Outra irregularidade detectada foi a aquisição de equipamentos e insumos além da demanda pública. "Eles chegaram a comprar, por exemplo, mais mesas cirúrgicas do que existem salas de cirurgia no Into", afirmou Marisa. "Foram encontrados equipamentos de alta complexidade que estavam sem uso."
De acordo com o delator, a situação, por vezes, também gerava desperdício de próteses.
"Depois que homologava o pregão, os pedidos de empenhos dos grandes grupos (joelho, quadril, coluna, trauma e ombro) eram feitos de acordo com a necessidade de venda da Oscar Iskin, e não de compra do Into, e que isso causava sobra de estoque; que o colaborador soube que essa sobra era tão significativa que foram incinerados dois contêineres de próteses vencidas no velho Into", diz o trecho da denúncia do MPF referente à delação de Camargo.
Outro lado
Alexandre Lopes, advogado de Miguel Iskin, afirmou que a prisão é "ilegal" e criticou o uso de informações de delator.
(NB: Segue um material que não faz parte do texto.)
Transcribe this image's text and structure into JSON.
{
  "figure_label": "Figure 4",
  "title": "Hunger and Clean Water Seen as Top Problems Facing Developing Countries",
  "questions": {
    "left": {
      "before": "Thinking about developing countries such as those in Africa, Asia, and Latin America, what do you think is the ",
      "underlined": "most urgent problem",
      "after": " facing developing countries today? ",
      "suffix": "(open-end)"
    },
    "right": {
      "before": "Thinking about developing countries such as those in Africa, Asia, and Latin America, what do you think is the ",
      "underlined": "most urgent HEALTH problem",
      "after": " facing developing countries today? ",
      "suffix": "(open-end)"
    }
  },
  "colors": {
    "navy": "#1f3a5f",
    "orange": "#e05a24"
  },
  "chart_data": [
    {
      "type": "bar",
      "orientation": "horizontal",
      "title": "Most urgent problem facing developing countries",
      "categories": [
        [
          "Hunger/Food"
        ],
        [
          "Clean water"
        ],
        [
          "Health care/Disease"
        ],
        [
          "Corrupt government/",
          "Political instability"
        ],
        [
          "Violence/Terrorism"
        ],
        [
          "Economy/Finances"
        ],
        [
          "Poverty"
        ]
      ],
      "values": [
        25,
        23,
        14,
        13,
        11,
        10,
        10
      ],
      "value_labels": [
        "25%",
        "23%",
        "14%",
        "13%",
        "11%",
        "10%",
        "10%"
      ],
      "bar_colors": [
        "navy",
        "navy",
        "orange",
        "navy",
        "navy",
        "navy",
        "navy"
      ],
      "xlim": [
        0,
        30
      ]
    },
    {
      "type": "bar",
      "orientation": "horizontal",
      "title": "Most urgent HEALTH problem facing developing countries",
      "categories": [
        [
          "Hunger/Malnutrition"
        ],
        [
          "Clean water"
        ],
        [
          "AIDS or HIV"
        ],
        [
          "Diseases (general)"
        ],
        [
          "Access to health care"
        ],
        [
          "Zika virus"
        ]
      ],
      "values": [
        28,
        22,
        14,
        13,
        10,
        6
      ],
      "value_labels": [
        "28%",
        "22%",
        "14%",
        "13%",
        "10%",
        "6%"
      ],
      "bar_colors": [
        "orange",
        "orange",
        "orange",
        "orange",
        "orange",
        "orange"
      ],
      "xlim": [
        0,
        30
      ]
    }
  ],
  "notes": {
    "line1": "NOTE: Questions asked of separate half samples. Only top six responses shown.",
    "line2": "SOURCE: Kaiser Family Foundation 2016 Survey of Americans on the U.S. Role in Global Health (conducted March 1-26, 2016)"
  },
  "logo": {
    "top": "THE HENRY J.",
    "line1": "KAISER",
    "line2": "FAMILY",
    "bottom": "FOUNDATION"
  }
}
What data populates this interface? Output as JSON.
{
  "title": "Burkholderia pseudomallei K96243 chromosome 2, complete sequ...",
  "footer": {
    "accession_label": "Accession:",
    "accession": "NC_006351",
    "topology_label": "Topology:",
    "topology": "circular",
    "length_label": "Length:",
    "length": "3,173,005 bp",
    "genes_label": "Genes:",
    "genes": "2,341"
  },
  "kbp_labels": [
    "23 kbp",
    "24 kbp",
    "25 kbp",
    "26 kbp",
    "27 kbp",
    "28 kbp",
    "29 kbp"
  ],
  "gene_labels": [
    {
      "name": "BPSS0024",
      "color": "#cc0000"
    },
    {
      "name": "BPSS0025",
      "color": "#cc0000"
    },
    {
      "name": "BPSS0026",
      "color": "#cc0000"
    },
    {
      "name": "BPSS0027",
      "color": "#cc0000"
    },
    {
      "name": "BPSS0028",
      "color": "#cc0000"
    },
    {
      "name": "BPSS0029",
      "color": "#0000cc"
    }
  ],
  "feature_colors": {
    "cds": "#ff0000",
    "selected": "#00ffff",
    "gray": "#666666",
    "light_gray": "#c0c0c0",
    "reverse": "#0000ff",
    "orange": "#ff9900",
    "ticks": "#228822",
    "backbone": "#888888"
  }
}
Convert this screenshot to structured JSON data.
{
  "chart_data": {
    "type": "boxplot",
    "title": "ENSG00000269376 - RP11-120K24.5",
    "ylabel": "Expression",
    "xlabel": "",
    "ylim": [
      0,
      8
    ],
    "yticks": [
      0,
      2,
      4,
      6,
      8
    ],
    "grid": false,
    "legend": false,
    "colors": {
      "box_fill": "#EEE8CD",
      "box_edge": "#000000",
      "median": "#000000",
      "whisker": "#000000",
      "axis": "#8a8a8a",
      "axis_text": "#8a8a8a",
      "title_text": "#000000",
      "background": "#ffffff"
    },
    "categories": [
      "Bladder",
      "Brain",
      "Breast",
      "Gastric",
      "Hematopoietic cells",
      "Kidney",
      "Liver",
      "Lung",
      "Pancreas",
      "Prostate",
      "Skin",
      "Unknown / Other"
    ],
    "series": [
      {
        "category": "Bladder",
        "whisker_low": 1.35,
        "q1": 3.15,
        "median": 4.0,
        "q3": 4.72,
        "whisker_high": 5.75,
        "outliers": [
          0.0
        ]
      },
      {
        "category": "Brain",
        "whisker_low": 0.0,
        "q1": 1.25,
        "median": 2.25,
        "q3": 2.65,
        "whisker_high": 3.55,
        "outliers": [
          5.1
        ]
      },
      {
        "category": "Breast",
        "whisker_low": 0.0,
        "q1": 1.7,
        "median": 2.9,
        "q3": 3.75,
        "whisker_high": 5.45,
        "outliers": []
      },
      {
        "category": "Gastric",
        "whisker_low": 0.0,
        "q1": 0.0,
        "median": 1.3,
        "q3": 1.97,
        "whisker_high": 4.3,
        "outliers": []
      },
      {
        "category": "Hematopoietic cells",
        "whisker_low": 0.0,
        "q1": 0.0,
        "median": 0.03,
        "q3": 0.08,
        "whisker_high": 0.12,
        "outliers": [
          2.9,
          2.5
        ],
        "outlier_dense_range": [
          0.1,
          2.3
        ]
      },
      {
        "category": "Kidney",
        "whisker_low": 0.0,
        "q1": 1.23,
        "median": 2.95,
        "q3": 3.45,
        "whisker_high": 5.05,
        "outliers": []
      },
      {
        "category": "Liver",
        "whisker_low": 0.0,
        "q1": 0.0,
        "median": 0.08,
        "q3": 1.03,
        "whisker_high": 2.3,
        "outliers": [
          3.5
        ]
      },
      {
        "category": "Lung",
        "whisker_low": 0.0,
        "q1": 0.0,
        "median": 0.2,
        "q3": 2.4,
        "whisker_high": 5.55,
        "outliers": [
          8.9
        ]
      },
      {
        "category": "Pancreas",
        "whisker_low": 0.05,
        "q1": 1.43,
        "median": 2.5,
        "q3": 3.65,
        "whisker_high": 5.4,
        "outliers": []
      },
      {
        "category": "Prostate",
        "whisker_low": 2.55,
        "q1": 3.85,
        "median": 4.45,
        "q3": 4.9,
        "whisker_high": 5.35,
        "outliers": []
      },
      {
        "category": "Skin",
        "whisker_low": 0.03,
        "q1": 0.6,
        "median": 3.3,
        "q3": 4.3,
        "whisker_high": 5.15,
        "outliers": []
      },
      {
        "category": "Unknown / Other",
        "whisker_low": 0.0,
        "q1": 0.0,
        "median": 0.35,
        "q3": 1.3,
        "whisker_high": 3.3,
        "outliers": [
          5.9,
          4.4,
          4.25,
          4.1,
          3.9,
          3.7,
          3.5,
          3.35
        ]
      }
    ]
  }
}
"Mais uma prisão ilegal que será revogada pelos tribunais brasileiros. Trata-se de repetição de operação anterior, na qual custódia preventiva já foi afastada pelo Supremo Tribunal Federal. Causa perplexidade a utilização como base da prisão depoimentos de um delator chamado Cesar Romero, que ouvido em Juízo, anteriormente, foi flagrado em várias mentiras. Suas delações deveriam ser anuladas, e não usadas como arrimo de prisão ilegal", afirmou.
A Philips informou, em nota, que está "cooperando com as autoridades para prestar quaisquer esclarecimentos quanto às alegações apresentadas, que datam de muitos anos atrás".
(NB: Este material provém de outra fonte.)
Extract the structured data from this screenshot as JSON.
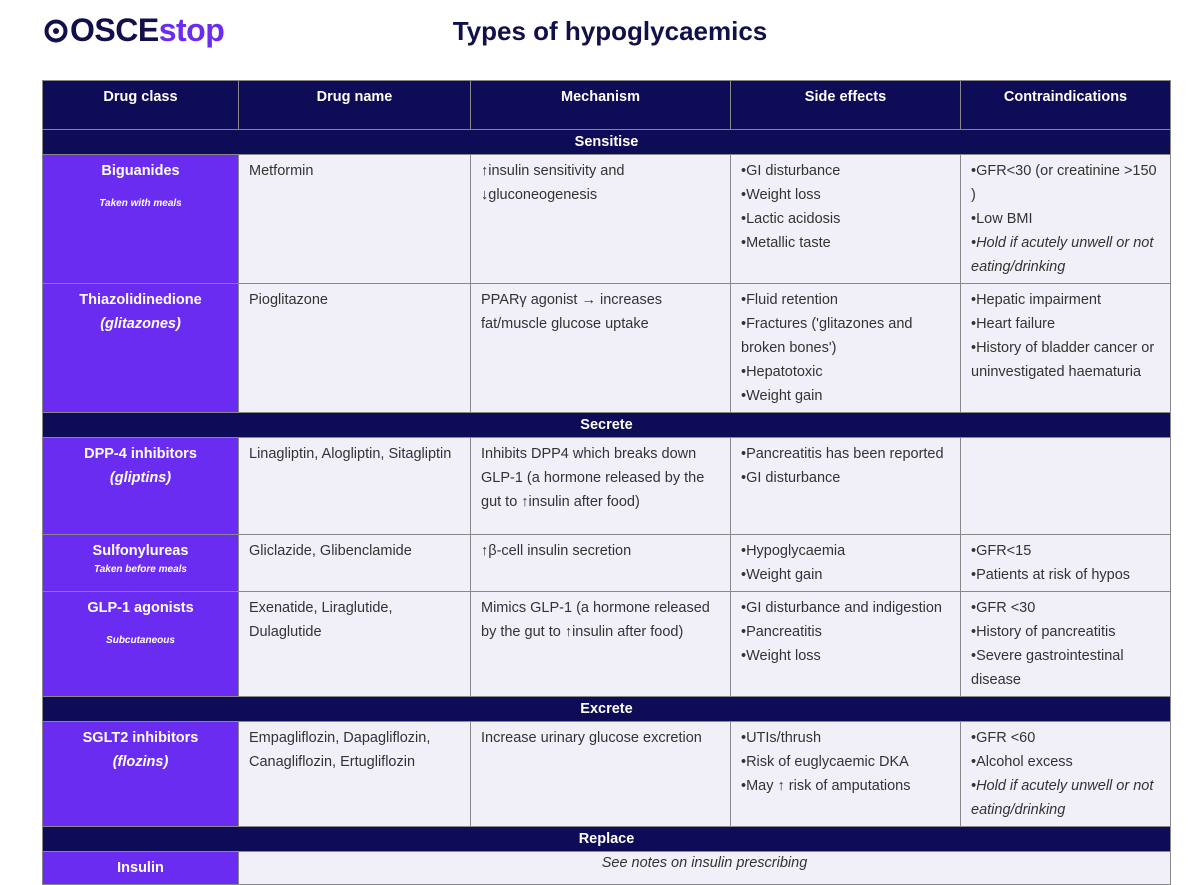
{
  "header": {
    "logo": {
      "main": "OSCE",
      "accent": "stop"
    },
    "title": "Types of hypoglycaemics"
  },
  "table": {
    "columns": [
      "Drug class",
      "Drug name",
      "Mechanism",
      "Side effects",
      "Contraindications"
    ],
    "sections": [
      {
        "title": "Sensitise",
        "rows": [
          {
            "class": {
              "name": "Biguanides",
              "note": "Taken with meals"
            },
            "drugs": [
              "Metformin"
            ],
            "mechanism": [
              "↑insulin sensitivity and ↓gluconeogenesis"
            ],
            "side_effects": [
              "•GI disturbance",
              "•Weight loss",
              "•Lactic acidosis",
              "•Metallic taste"
            ],
            "contraindications": [
              "•GFR<30 (or creatinine >150 )",
              "•Low BMI"
            ],
            "contraindication_note": "•Hold if acutely unwell or not eating/drinking"
          },
          {
            "class": {
              "name": "Thiazolidinedione",
              "alias": "(glitazones)"
            },
            "drugs": [
              "Pioglitazone"
            ],
            "mechanism": [
              "PPARγ agonist → increases fat/muscle glucose uptake"
            ],
            "side_effects": [
              "•Fluid retention",
              "•Fractures ('glitazones and broken bones')",
              "•Hepatotoxic",
              "•Weight gain"
            ],
            "contraindications": [
              "•Hepatic impairment",
              "•Heart failure",
              "•History of bladder cancer or uninvestigated haematuria"
            ]
          }
        ]
      },
      {
        "title": "Secrete",
        "rows": [
          {
            "class": {
              "name": "DPP-4 inhibitors",
              "alias": "(gliptins)"
            },
            "drugs": [
              "Linagliptin, Alogliptin, Sitagliptin"
            ],
            "mechanism": [
              "Inhibits DPP4 which breaks down GLP-1 (a hormone released by the gut to ↑insulin after food)"
            ],
            "side_effects": [
              "•Pancreatitis has been reported",
              "•GI disturbance"
            ],
            "contraindications": []
          },
          {
            "class": {
              "name": "Sulfonylureas",
              "note": "Taken before meals"
            },
            "drugs": [
              "Gliclazide, Glibenclamide"
            ],
            "mechanism": [
              "↑β-cell insulin secretion"
            ],
            "side_effects": [
              "•Hypoglycaemia",
              "•Weight gain"
            ],
            "contraindications": [
              "•GFR<15",
              "•Patients at risk of hypos"
            ]
          },
          {
            "class": {
              "name": "GLP-1 agonists",
              "note": "Subcutaneous"
            },
            "drugs": [
              "Exenatide, Liraglutide, Dulaglutide"
            ],
            "mechanism": [
              "Mimics GLP-1 (a hormone released by the gut to ↑insulin after food)"
            ],
            "side_effects": [
              "•GI disturbance and indigestion",
              "•Pancreatitis",
              "•Weight loss"
            ],
            "contraindications": [
              "•GFR <30",
              "•History of pancreatitis",
              "•Severe gastrointestinal disease"
            ]
          }
        ]
      },
      {
        "title": "Excrete",
        "rows": [
          {
            "class": {
              "name": "SGLT2 inhibitors",
              "alias": "(flozins)"
            },
            "drugs": [
              "Empagliflozin, Dapagliflozin, Canagliflozin, Ertugliflozin"
            ],
            "mechanism": [
              "Increase urinary glucose excretion"
            ],
            "side_effects": [
              "•UTIs/thrush",
              "•Risk of euglycaemic DKA",
              "•May ↑ risk of amputations"
            ],
            "contraindications": [
              "•GFR <60",
              "•Alcohol excess"
            ],
            "contraindication_note": "•Hold if acutely unwell or not eating/drinking"
          }
        ]
      },
      {
        "title": "Replace",
        "rows": [
          {
            "class": {
              "name": "Insulin"
            },
            "note": "See notes on insulin prescribing"
          }
        ]
      }
    ]
  }
}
"Os atuais líderes executivos da Philips não são parte da ação da Polícia Federal; um colaborador da equipe de vendas da Philips foi conduzido para prestar esclarecimentos. A política da Philips é realizar negócios de acordo com todas as leis, regras e regulamentos aplicáveis. Quaisquer investigações sobre possíveis violações dessas leis são tratadas muito seriamente pela empresa."
A GE informou, em nota, que "as alegações [da Lava Jato] são referentes ao período em que o executivo [Daurio Speranzini Júnior] atuou na liderança de outra empresa" e que "não é alvo das investigações". "A empresa acredita que os fatos serão esclarecidos pela Justiça e está à disposição para colaborar com as autoridades."
Em nota, a Johnson & Johnson disse que "segue rigorosamente as leis do país e está colaborando integralmente com as investigações em andamento".